En plus des tabloïds classiques, les membres de la famille impériale devraient désormais également faire face aux critiques sur les réseaux sociaux.

« Même si l’Agence de la maison impériale voulait le réglementer, il n’y a aucun moyen de le contrôler », a déclaré Hara. « Vous n’avez qu’à ouvrir votre ordinateur et tout le monde peut voir ce qui a été dit. »

Dans des interviews près du palais impérial de Tokyo, les citoyens ont exprimé leur irritation face à la couverture médiatique et leurs inquiétudes à propos de Mako. Mais ils ont aussi eu des critiques.

« J’espérais que ce serait comme une histoire d’amour dans le film », a déclaré Reina Sakaguchi, une élève de jardin d’enfants de la ville voisine de Saitama. Mais après avoir vu la queue de cheval de Komuro, elle a dit: « Mes acclamations se sont transformées en inquiétude. »

La princesse Mako, qui a récemment quitté son poste de chercheuse dans un musée de l’Université de Tokyo, n’a pas dit ce qu’elle compte faire lorsqu’elle déménagera à New York après le mariage. Fichier Toshifumi Kitamura / AFP via Getty Images

Komuro devrait être libre de faire ce qu’il veut une fois qu’ils sont mariés et vivent aux États-Unis, mais au Japon, a-t-elle déclaré, « il devrait avoir l’air bien car c’est normal dans la société japonaise ».

Sayaka Fujita, 41 ans, qui travaille dans une école internationale, a déclaré que Mako s’était vu refuser le droit de vivre sa vie comme tout le monde.

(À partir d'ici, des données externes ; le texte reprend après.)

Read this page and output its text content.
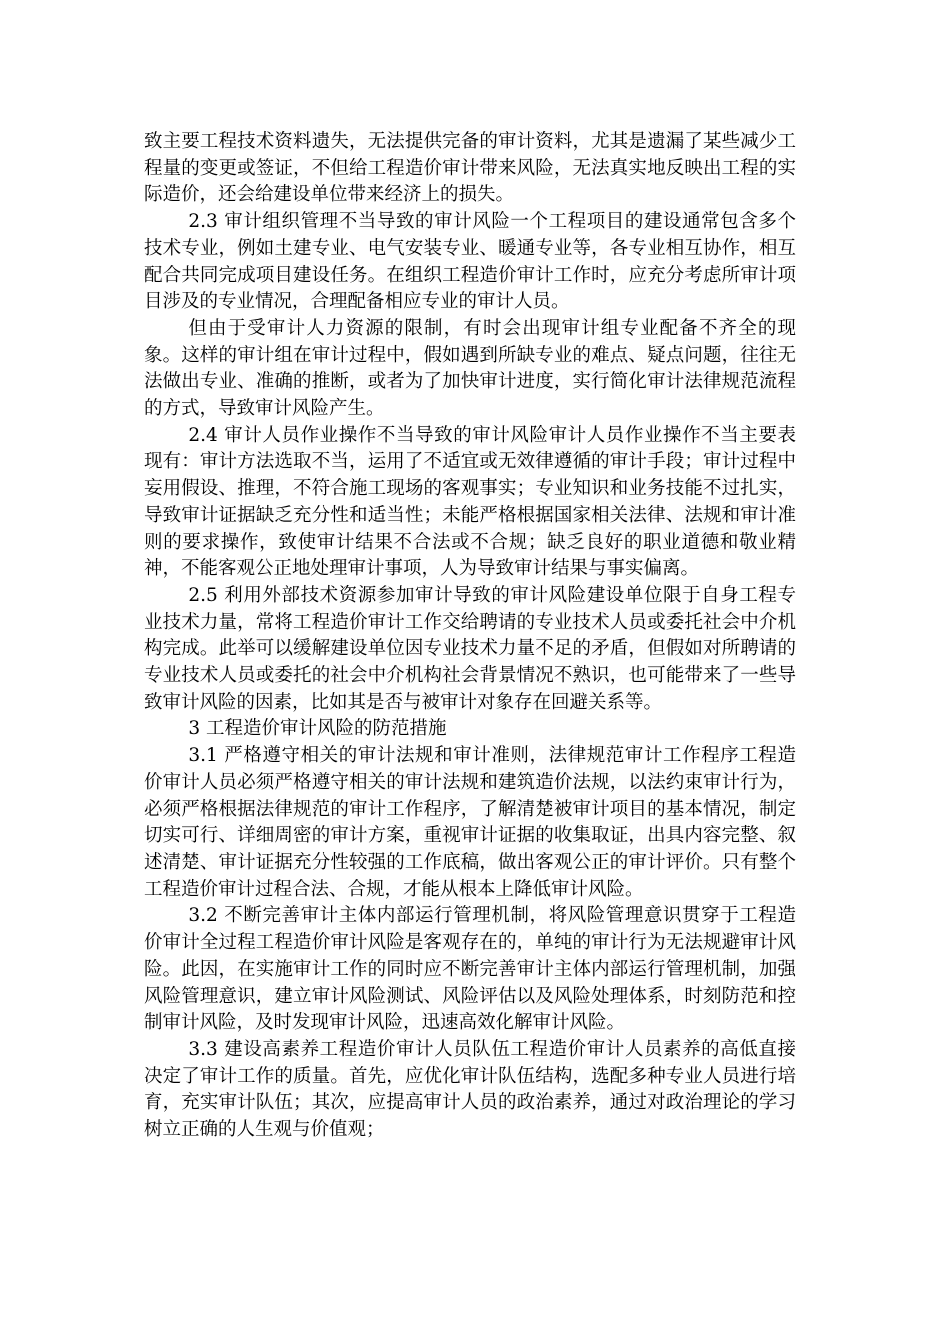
致主要工程技术资料遗失，无法提供完备的审计资料，尤其是遗漏了某些减少工程量的变更或签证，不但给工程造价审计带来风险，无法真实地反映出工程的实际造价，还会给建设单位带来经济上的损失。

2.3 审计组织管理不当导致的审计风险一个工程项目的建设通常包含多个技术专业，例如土建专业、电气安装专业、暖通专业等，各专业相互协作，相互配合共同完成项目建设任务。在组织工程造价审计工作时，应充分考虑所审计项目涉及的专业情况，合理配备相应专业的审计人员。

但由于受审计人力资源的限制，有时会出现审计组专业配备不齐全的现象。这样的审计组在审计过程中，假如遇到所缺专业的难点、疑点问题，往往无法做出专业、准确的推断，或者为了加快审计进度，实行简化审计法律规范流程的方式，导致审计风险产生。

2.4 审计人员作业操作不当导致的审计风险审计人员作业操作不当主要表现有：审计方法选取不当，运用了不适宜或无效律遵循的审计手段；审计过程中妄用假设、推理，不符合施工现场的客观事实；专业知识和业务技能不过扎实，导致审计证据缺乏充分性和适当性；未能严格根据国家相关法律、法规和审计准则的要求操作，致使审计结果不合法或不合规；缺乏良好的职业道德和敬业精神，不能客观公正地处理审计事项，人为导致审计结果与事实偏离。

2.5 利用外部技术资源参加审计导致的审计风险建设单位限于自身工程专业技术力量，常将工程造价审计工作交给聘请的专业技术人员或委托社会中介机构完成。此举可以缓解建设单位因专业技术力量不足的矛盾，但假如对所聘请的专业技术人员或委托的社会中介机构社会背景情况不熟识，也可能带来了一些导致审计风险的因素，比如其是否与被审计对象存在回避关系等。

3 工程造价审计风险的防范措施

3.1 严格遵守相关的审计法规和审计准则，法律规范审计工作程序工程造价审计人员必须严格遵守相关的审计法规和建筑造价法规，以法约束审计行为，必须严格根据法律规范的审计工作程序，了解清楚被审计项目的基本情况，制定切实可行、详细周密的审计方案，重视审计证据的收集取证，出具内容完整、叙述清楚、审计证据充分性较强的工作底稿，做出客观公正的审计评价。只有整个工程造价审计过程合法、合规，才能从根本上降低审计风险。

3.2 不断完善审计主体内部运行管理机制，将风险管理意识贯穿于工程造价审计全过程工程造价审计风险是客观存在的，单纯的审计行为无法规避审计风险。此因，在实施审计工作的同时应不断完善审计主体内部运行管理机制，加强风险管理意识，建立审计风险测试、风险评估以及风险处理体系，时刻防范和控制审计风险，及时发现审计风险，迅速高效化解审计风险。

3.3 建设高素养工程造价审计人员队伍工程造价审计人员素养的高低直接决定了审计工作的质量。首先，应优化审计队伍结构，选配多种专业人员进行培育，充实审计队伍；其次，应提高审计人员的政治素养，通过对政治理论的学习树立正确的人生观与价值观；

« Je suis désolée pour elle à cet égard », a-t-elle déclaré. « Mais elle vit et a grandi avec des fonds publics, donc je peux comprendre pourquoi certaines personnes veulent avoir leur mot à dire. »

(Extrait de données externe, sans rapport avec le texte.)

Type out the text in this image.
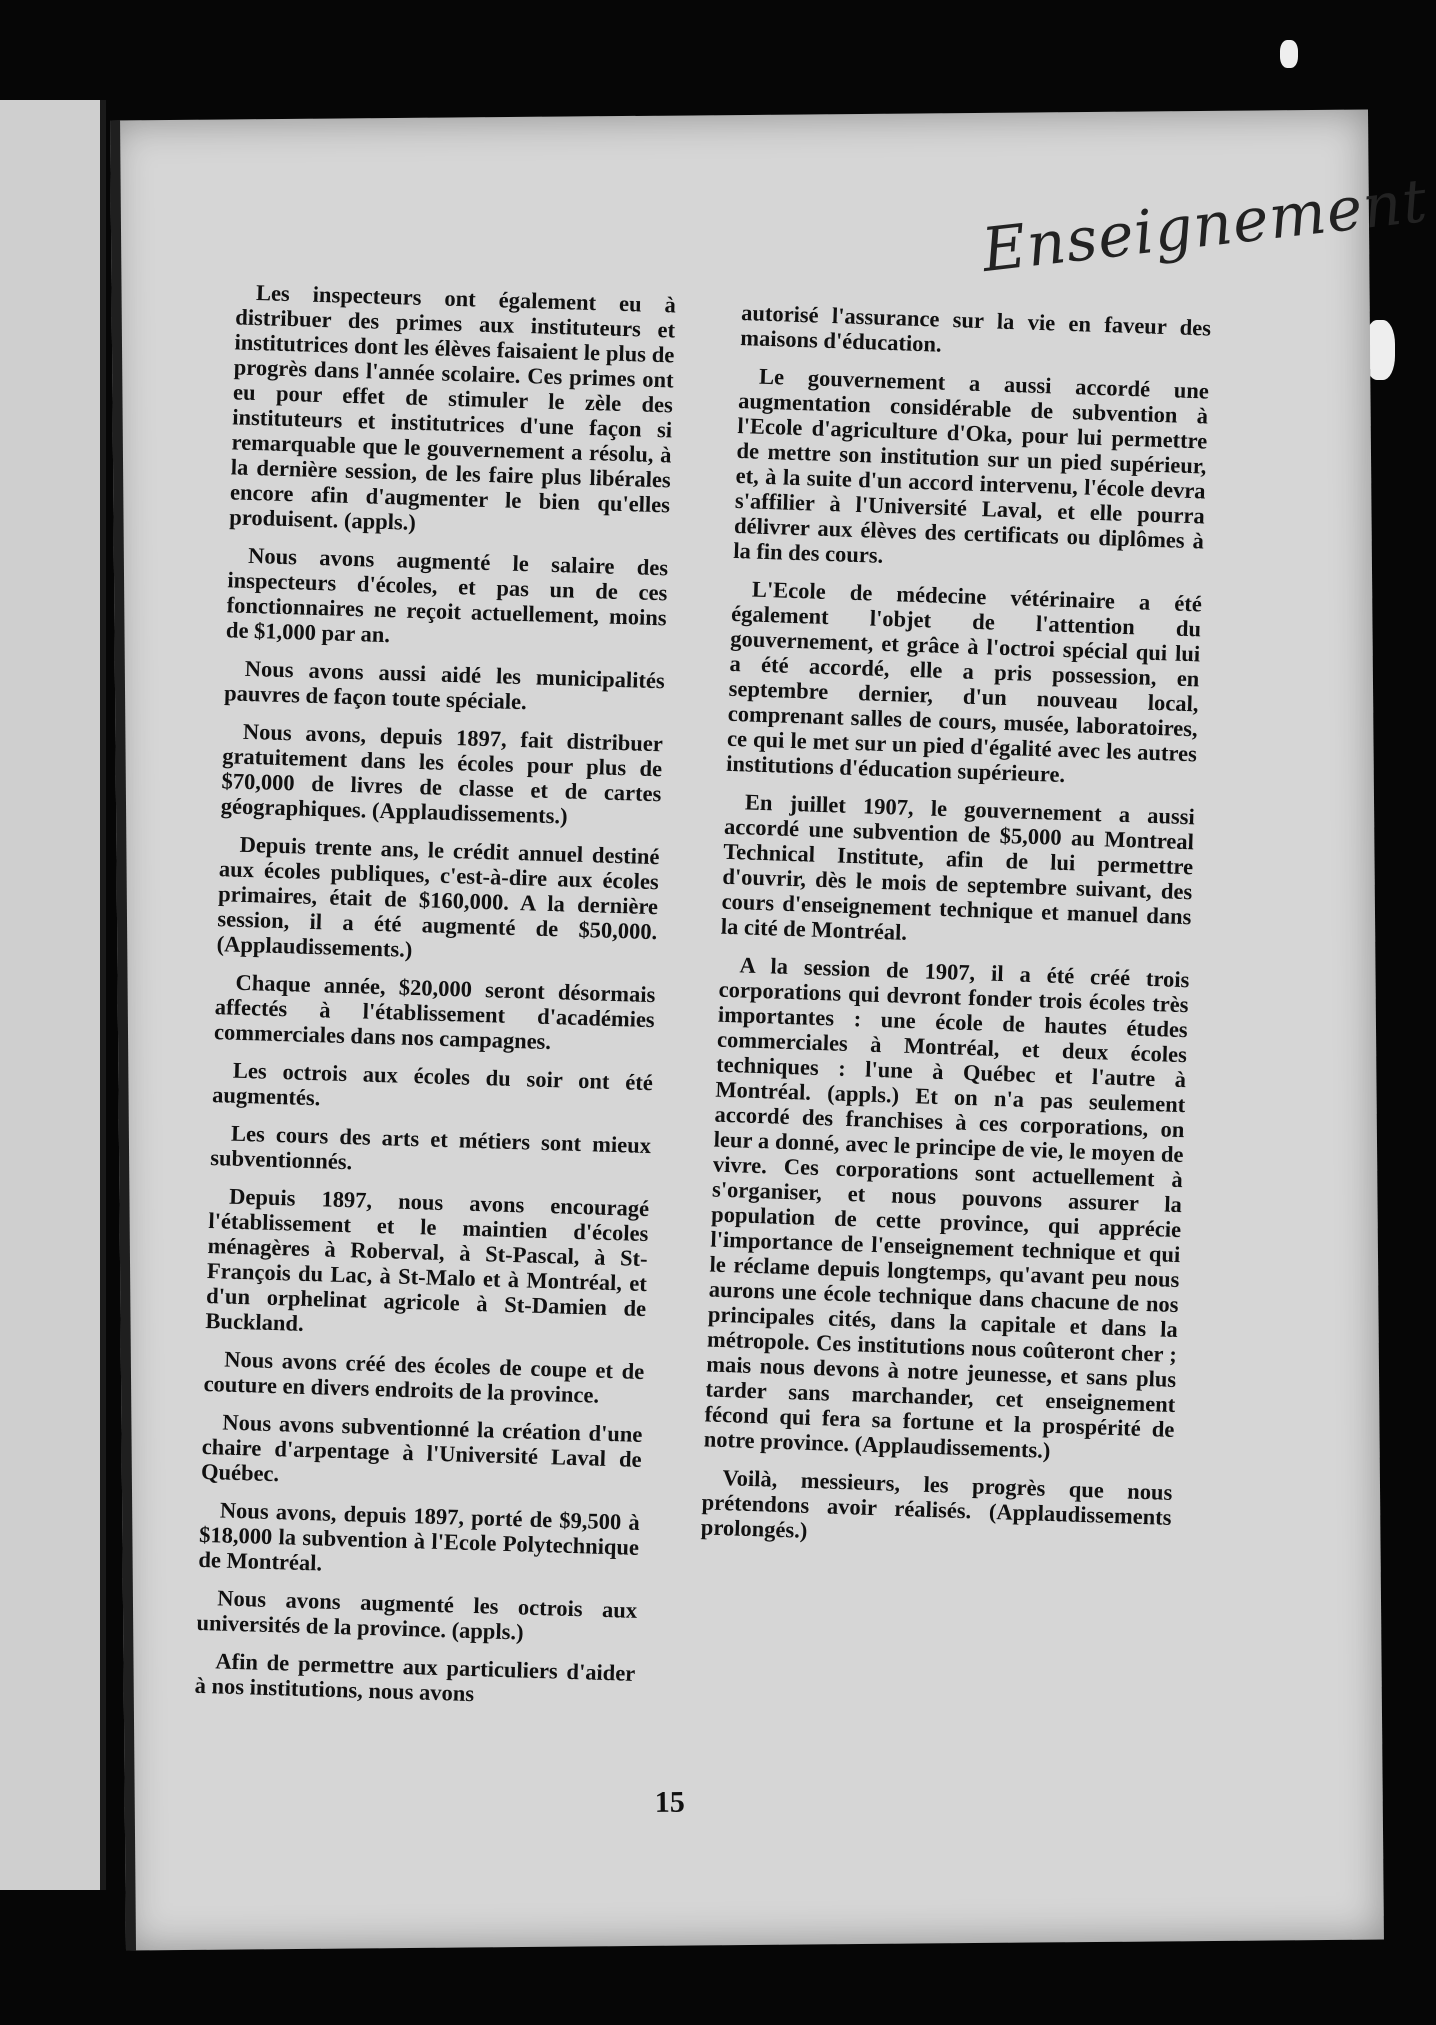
Enseignement

Les inspecteurs ont également eu à distribuer des primes aux instituteurs et institutrices dont les élèves faisaient le plus de progrès dans l'année scolaire. Ces primes ont eu pour effet de stimuler le zèle des instituteurs et institutrices d'une façon si remarquable que le gouvernement a résolu, à la dernière session, de les faire plus libérales encore afin d'augmenter le bien qu'elles produisent. (appls.)

Nous avons augmenté le salaire des inspecteurs d'écoles, et pas un de ces fonctionnaires ne reçoit actuellement, moins de $1,000 par an.

Nous avons aussi aidé les municipalités pauvres de façon toute spéciale.

Nous avons, depuis 1897, fait distribuer gratuitement dans les écoles pour plus de $70,000 de livres de classe et de cartes géographiques. (Applaudissements.)

Depuis trente ans, le crédit annuel destiné aux écoles publiques, c'est-à-dire aux écoles primaires, était de $160,000. A la dernière session, il a été augmenté de $50,000. (Applaudissements.)

Chaque année, $20,000 seront désormais affectés à l'établissement d'académies commerciales dans nos campagnes.

Les octrois aux écoles du soir ont été augmentés.

Les cours des arts et métiers sont mieux subventionnés.

Depuis 1897, nous avons encouragé l'établissement et le maintien d'écoles ménagères à Roberval, à St-Pascal, à St-François du Lac, à St-Malo et à Montréal, et d'un orphelinat agricole à St-Damien de Buckland.

Nous avons créé des écoles de coupe et de couture en divers endroits de la province.

Nous avons subventionné la création d'une chaire d'arpentage à l'Université Laval de Québec.

Nous avons, depuis 1897, porté de $9,500 à $18,000 la subvention à l'Ecole Polytechnique de Montréal.

Nous avons augmenté les octrois aux universités de la province. (appls.)

Afin de permettre aux particuliers d'aider à nos institutions, nous avons

autorisé l'assurance sur la vie en faveur des maisons d'éducation.

Le gouvernement a aussi accordé une augmentation considérable de subvention à l'Ecole d'agriculture d'Oka, pour lui permettre de mettre son institution sur un pied supérieur, et, à la suite d'un accord intervenu, l'école devra s'affilier à l'Université Laval, et elle pourra délivrer aux élèves des certificats ou diplômes à la fin des cours.

L'Ecole de médecine vétérinaire a été également l'objet de l'attention du gouvernement, et grâce à l'octroi spécial qui lui a été accordé, elle a pris possession, en septembre dernier, d'un nouveau local, comprenant salles de cours, musée, laboratoires, ce qui le met sur un pied d'égalité avec les autres institutions d'éducation supérieure.

En juillet 1907, le gouvernement a aussi accordé une subvention de $5,000 au Montreal Technical Institute, afin de lui permettre d'ouvrir, dès le mois de septembre suivant, des cours d'enseignement technique et manuel dans la cité de Montréal.

A la session de 1907, il a été créé trois corporations qui devront fonder trois écoles très importantes : une école de hautes études commerciales à Montréal, et deux écoles techniques : l'une à Québec et l'autre à Montréal. (appls.) Et on n'a pas seulement accordé des franchises à ces corporations, on leur a donné, avec le principe de vie, le moyen de vivre. Ces corporations sont actuellement à s'organiser, et nous pouvons assurer la population de cette province, qui apprécie l'importance de l'enseignement technique et qui le réclame depuis longtemps, qu'avant peu nous aurons une école technique dans chacune de nos principales cités, dans la capitale et dans la métropole. Ces institutions nous coûteront cher ; mais nous devons à notre jeunesse, et sans plus tarder sans marchander, cet enseignement fécond qui fera sa fortune et la prospérité de notre province. (Applaudissements.)

Voilà, messieurs, les progrès que nous prétendons avoir réalisés. (Applaudissements prolongés.)

15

Komuro, qui a obtenu son diplôme en mai, attend son examen du barreau en décembre et déménage au bureau new-yorkais du cabinet d’avocats Lowenstein Sandler. (Le jour de son mariage, il est également nommé lauréat du concours annuel d’écriture des étudiants par le département de droit des affaires de l’Association du Barreau de l’État de New York.) Mako, qui a récemment quitté son emploi de chercheuse dans un musée universitaire de Tokyo, n’a pas ne dis pas ce qu’elle a l’intention d’être à New York ; elle doit d’abord demander un passeport que les membres de la famille impériale n’ont pas.

« Je suis sûr que nous serons confrontés à différents types de difficultés », a déclaré Mako mardi. « Cependant, comme par le passé, nous aimerions affronter ces obstacles ensemble côte à côte. »

Ruoff a déclaré que les Américains ne devraient pas s’attendre à ce que le couple soit des personnages médiatiques comme Harry et Meghan.

« Ils ne feront pas ça », a-t-il dit. « Ils vont simplement s’en aller. »

Jennifer Jett a rapporté de Hong Kong ; Arata Yamamoto et Olivier Fabre ont rapporté de Tokyo.